COVID-19 is a respiratory disease caused by the coronavirus SARS-CoV-2. SARS-CoV-2 has many similarities with SARS-CoV. Both viruses rely on a protease called the main protease, or M, for replication. Therefore, inhibiting M may be a successful strategy for treating COVID-19. Structures of the main proteases of SARS-CoV and SARS-CoV-2 with and without inhibitor N3 are available in the Protein Data Bank. Comparing these structures revealed residue interaction network changes associated with N3 inhibition. Comparing network clustering with and without inhibitor N3 identified the formation of a cluster of residues 17, 18, 30-33, 70, 95, 98, 103, 117, 122, and 177 as a network change in both viral proteases when bound to inhibitor N3. Betweenness and stress centrality differences as well as differences in bond energies and relative B-factors when comparing free M to inhibitor-bound M identified residues 131, 175, 182, and 185 as possibly conformationally relevant when bound to the inhibitor N3. Taken together, these results provide insight into conformational changes of betacoronavirus Ms when bound to an inhibitor.

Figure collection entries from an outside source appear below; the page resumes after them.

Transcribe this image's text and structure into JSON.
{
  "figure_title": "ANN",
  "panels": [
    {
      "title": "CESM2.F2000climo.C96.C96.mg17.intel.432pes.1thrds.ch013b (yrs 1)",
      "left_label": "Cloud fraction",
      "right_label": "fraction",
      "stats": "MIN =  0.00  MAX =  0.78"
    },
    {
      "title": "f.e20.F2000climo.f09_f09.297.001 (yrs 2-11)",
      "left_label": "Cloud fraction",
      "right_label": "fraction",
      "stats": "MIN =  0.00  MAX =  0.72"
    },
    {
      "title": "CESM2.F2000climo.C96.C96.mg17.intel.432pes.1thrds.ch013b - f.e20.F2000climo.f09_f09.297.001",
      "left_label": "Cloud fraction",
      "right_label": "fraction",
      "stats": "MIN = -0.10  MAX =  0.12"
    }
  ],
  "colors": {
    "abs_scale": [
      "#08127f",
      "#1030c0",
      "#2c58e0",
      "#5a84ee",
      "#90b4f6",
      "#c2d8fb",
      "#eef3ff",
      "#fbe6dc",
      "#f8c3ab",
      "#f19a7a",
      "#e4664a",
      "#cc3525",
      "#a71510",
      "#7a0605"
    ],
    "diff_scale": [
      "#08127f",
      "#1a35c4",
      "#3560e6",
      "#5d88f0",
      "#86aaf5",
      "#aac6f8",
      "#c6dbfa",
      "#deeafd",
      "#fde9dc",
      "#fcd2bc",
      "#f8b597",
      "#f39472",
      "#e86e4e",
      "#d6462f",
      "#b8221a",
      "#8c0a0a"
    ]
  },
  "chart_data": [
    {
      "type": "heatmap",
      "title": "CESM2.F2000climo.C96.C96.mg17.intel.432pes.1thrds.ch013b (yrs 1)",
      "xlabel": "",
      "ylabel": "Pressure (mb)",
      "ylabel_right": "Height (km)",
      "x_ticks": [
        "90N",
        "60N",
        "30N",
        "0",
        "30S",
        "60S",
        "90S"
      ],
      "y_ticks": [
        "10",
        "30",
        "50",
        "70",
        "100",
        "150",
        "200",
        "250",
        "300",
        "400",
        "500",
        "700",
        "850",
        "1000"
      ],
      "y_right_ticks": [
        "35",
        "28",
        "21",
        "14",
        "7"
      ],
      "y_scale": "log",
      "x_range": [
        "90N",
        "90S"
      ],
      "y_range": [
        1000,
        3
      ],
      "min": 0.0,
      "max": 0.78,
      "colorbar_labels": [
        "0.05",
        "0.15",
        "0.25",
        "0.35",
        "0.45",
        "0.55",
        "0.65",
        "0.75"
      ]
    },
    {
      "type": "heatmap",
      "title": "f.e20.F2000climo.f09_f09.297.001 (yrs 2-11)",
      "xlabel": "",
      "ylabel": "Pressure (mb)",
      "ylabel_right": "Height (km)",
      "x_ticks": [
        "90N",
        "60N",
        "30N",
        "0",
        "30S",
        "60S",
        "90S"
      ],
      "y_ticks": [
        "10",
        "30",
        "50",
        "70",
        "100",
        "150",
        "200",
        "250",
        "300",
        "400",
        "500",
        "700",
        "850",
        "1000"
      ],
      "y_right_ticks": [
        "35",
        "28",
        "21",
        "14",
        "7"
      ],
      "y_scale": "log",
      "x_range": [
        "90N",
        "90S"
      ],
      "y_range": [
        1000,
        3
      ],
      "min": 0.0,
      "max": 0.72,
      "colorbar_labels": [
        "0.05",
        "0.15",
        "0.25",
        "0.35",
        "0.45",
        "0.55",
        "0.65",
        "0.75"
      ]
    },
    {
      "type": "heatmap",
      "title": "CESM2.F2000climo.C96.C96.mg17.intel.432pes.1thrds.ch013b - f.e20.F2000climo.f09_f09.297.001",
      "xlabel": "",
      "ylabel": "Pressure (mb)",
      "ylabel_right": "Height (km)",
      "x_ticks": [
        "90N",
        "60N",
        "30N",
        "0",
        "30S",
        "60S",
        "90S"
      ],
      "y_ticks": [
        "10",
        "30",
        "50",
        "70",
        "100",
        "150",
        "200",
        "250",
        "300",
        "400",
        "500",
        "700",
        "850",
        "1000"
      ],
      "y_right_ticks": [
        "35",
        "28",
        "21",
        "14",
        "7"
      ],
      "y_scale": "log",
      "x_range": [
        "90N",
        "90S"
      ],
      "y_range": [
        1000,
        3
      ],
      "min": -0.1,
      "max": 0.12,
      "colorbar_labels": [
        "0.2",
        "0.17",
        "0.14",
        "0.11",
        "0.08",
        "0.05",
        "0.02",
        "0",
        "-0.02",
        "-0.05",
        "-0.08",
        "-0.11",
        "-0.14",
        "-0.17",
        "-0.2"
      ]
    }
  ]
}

新型冠状病毒病(COVID-19)是由冠状病毒 SARS-CoV-2 引起的呼吸道疾病。SARS-CoV-2 与 SARS-CoV 有许多相似之处。两种病毒都依赖一种称为主蛋白酶或 M 的蛋白酶进行复制。因此,抑制 M 可能是治疗 COVID-19 的一种有效策略。SARS-CoV 和 SARS-CoV-2 的主蛋白酶结构,无论是否有抑制剂 N3,都可在蛋白质数据库中获得。比较这些结构揭示了与 N3 抑制相关的残基相互作用网络变化。比较有和没有抑制剂 N3 的网络聚类,确定了在与抑制剂 N3 结合时,两个病毒蛋白酶中形成一个由残基 17、18、30-33、70、95、98、103、117、122 和 177 组成的残基簇的网络变化。当比较游离 M 与抑制剂结合的 M 时,介数和压力中心性差异以及键能和相对 B 因子的差异,确定残基 131、175、182 和 185 在与抑制剂结合时可能具有构象相关性。总之,这些结果提供了关于结合抑制剂时β冠状病毒 M 构象变化的见解。